Yea its really really tight. GFB is rolling out one for the S3. It should be just fine. We just don't recommend running t9351 and just wait for the correct version from GFB


----------



## jrwamp (Mar 25, 2011)

PanamaS3 said:


> Do you have the magride on your car jr? and did you put spacers on those new rims? I'm thinking of keeping my stock 18's for now and putting on 10mm front and 15mm rear


Yep, I've got magride on mine. My new wheels will have an offset that will make up for the lack of spacers. They'll be 15.4mm & 19.4mm farther out.


----------



## MACfearsNONE (Aug 21, 2015)

Just wanted to thank you for making this thread.

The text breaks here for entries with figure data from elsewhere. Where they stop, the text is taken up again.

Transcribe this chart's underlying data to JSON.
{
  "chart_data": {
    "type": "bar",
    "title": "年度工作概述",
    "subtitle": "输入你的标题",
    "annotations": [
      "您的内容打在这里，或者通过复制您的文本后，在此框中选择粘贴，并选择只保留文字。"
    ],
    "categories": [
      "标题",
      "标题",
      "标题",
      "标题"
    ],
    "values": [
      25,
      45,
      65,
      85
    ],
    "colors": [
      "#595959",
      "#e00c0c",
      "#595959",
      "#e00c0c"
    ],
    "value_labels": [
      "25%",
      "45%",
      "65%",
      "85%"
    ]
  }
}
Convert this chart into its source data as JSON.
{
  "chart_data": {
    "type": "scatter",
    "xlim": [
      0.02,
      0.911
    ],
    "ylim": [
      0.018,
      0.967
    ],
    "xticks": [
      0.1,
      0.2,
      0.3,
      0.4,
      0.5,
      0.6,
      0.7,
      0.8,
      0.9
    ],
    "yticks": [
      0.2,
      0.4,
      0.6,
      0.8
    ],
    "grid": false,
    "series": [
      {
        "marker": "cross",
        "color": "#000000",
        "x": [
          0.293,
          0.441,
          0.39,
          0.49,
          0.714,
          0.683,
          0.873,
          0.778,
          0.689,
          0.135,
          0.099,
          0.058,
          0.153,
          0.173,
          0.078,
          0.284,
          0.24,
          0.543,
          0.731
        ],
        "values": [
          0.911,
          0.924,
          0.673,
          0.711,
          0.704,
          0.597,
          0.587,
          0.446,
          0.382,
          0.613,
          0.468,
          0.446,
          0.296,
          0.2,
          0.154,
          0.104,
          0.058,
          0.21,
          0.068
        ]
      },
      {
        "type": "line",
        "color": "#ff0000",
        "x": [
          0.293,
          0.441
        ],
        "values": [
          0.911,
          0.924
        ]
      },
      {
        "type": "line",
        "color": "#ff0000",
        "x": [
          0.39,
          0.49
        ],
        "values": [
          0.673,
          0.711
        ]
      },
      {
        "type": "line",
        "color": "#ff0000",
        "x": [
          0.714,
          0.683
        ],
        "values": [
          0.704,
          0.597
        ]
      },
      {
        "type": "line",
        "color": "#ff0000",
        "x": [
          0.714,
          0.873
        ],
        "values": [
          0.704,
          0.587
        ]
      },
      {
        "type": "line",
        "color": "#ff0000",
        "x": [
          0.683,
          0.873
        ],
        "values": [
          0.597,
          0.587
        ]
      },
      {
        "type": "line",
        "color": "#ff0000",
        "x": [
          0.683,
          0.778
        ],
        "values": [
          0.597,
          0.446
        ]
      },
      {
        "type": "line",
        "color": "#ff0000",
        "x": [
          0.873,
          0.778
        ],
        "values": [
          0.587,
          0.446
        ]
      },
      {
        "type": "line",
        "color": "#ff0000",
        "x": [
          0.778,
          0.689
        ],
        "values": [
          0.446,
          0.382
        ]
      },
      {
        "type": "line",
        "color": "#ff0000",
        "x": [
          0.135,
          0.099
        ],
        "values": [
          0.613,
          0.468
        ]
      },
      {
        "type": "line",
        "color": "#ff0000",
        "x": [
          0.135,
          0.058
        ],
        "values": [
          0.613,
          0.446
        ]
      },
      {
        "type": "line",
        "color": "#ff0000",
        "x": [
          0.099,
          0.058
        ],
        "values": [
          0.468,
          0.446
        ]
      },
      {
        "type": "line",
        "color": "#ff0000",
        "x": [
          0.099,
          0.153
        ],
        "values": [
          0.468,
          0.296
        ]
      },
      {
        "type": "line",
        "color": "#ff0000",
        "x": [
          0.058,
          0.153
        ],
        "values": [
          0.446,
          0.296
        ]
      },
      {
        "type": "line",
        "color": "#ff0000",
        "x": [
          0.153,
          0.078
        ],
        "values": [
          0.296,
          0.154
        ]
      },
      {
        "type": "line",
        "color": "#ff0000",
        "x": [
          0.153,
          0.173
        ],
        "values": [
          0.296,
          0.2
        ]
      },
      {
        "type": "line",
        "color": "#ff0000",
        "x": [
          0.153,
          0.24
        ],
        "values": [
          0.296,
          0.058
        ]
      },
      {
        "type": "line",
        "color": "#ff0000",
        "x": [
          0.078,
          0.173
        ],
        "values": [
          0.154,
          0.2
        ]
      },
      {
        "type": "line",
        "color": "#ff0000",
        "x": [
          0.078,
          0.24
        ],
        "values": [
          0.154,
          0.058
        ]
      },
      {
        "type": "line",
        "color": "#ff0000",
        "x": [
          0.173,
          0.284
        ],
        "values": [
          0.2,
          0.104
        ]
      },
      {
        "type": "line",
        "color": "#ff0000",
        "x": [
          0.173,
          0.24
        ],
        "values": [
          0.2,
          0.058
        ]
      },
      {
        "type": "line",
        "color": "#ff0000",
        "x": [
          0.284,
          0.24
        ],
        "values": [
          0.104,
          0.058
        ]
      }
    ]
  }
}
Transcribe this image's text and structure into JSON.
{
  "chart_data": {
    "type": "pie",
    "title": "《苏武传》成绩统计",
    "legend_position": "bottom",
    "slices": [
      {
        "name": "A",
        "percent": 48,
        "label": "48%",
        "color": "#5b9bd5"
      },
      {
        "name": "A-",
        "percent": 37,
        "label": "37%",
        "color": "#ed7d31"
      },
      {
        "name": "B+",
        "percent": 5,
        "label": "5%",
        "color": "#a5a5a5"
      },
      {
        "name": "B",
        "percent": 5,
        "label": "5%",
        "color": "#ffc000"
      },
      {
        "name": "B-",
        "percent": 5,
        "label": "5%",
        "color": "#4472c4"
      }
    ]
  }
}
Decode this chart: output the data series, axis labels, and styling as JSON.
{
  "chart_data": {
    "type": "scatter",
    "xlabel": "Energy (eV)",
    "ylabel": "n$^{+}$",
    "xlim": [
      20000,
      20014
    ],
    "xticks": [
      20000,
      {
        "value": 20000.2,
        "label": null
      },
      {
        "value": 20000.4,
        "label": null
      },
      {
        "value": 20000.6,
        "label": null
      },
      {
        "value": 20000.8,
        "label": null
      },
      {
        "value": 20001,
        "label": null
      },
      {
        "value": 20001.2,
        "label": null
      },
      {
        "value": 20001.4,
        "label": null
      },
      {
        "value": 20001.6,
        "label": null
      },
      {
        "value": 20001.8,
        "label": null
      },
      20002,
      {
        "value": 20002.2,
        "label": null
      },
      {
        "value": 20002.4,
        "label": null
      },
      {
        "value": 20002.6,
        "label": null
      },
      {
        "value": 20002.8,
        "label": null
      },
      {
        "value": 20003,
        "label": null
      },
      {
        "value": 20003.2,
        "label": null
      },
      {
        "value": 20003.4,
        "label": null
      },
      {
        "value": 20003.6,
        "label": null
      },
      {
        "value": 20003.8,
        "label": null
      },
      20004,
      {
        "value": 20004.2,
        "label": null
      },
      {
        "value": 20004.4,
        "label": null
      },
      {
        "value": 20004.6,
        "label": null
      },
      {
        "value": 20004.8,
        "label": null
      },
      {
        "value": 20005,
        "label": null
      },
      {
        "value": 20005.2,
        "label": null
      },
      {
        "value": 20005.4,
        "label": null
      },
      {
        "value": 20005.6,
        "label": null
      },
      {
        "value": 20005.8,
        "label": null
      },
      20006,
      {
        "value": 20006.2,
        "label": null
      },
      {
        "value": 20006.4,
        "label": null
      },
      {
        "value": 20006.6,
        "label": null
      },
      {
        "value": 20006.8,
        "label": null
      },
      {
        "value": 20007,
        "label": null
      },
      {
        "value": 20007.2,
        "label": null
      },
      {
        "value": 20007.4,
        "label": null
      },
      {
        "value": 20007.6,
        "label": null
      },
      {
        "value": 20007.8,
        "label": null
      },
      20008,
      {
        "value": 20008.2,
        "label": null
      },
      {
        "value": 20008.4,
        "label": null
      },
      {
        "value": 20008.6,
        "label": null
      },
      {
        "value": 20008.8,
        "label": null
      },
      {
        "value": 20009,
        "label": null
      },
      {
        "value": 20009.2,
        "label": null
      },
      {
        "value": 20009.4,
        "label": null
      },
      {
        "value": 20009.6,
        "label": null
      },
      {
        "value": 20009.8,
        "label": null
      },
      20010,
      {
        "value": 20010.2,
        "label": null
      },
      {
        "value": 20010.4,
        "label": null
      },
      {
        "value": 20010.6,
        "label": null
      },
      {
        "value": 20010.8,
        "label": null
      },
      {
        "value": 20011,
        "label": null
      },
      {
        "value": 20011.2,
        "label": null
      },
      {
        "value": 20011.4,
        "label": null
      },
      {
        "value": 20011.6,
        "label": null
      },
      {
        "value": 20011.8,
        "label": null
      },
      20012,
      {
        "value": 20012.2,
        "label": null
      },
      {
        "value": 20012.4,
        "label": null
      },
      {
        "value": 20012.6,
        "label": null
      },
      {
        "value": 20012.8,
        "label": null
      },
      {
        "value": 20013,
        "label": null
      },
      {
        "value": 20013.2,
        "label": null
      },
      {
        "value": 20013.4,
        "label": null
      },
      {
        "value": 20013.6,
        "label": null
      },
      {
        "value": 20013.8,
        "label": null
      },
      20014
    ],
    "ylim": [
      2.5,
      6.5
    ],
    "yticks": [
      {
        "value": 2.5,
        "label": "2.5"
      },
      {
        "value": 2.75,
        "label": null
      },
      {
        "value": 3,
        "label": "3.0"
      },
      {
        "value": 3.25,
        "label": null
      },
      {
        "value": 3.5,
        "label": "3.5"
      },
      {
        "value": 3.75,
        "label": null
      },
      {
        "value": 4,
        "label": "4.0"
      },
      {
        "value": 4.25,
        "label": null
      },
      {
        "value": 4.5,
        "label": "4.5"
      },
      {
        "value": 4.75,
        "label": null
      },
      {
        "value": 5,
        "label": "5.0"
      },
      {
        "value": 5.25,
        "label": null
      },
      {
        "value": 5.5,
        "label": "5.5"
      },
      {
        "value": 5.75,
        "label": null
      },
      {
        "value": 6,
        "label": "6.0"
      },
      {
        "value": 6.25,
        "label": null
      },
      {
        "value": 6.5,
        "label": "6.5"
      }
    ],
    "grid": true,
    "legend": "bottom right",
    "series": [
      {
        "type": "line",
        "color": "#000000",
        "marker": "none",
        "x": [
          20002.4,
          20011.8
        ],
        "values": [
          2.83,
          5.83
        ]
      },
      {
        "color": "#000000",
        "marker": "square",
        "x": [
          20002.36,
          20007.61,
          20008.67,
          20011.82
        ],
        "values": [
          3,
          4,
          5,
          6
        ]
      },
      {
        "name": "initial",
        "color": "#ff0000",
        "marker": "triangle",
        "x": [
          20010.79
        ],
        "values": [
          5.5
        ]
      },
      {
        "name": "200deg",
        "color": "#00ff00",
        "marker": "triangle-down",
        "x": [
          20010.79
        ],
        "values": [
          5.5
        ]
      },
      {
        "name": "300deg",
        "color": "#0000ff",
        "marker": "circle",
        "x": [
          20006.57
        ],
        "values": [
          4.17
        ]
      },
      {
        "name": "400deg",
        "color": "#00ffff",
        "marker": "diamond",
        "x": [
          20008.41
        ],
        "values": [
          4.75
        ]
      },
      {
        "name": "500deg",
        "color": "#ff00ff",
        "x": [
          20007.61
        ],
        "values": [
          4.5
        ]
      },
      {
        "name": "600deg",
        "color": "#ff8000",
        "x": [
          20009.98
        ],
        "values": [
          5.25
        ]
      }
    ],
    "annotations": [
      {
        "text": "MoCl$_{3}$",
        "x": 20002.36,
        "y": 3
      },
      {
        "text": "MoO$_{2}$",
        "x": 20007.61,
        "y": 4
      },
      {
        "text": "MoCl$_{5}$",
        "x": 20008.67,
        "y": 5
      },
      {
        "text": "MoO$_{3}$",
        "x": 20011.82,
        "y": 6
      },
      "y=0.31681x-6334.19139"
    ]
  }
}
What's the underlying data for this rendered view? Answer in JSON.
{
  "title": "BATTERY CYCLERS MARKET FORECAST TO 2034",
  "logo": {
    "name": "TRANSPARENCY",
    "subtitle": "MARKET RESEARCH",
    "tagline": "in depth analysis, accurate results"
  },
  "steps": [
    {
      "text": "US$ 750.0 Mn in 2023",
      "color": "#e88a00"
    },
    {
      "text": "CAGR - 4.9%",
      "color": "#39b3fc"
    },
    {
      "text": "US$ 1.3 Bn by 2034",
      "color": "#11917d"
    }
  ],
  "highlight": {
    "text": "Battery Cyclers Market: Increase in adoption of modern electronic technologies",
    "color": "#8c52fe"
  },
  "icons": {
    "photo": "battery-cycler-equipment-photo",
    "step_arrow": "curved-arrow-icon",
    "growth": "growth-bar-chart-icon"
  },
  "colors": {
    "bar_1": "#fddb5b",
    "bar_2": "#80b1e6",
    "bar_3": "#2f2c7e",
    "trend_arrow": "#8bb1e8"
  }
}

Very helpful


----------



## hamz01 (Dec 16, 2014)

I also did the APR TMD. I did it weeks after I put in the CTS intake and can't say I heard or felt much difference, but as you say, it's a fun mod if you like messing with the car.

Additionally, I am on H&R Sports w/ magride, stock 19s, and 15mm H&R spacers. Also ditched the Contis for Pilot Super Sports. Don't know how the springs would have ridden on the Contis.


----------



## selp (Sep 17, 2015)

hamz01 said:


> I also did the APR TMD. I did it weeks after I put in the CTS intake and can't say I heard or felt much difference, but as you say, it's a fun mod if you like messing with the car.
> 
> Additionally, I am on H&R Sports w/ magride, stock 19s, and 15mm H&R spacers. Also ditched the Contis for Pilot Super Sports. Don't know how the springs would have ridden on the Contis.


hamz01, 
Do you have any pictures of how your car looks?
I want to lower the car a bit, and was thinking of spacers as well to help the tires flush with the body.

thanks


----------



## jrwamp (Mar 25, 2011)

MACfearsNONE said:


> Just wanted to thank you for making this thread. Very helpful


No problem!


----------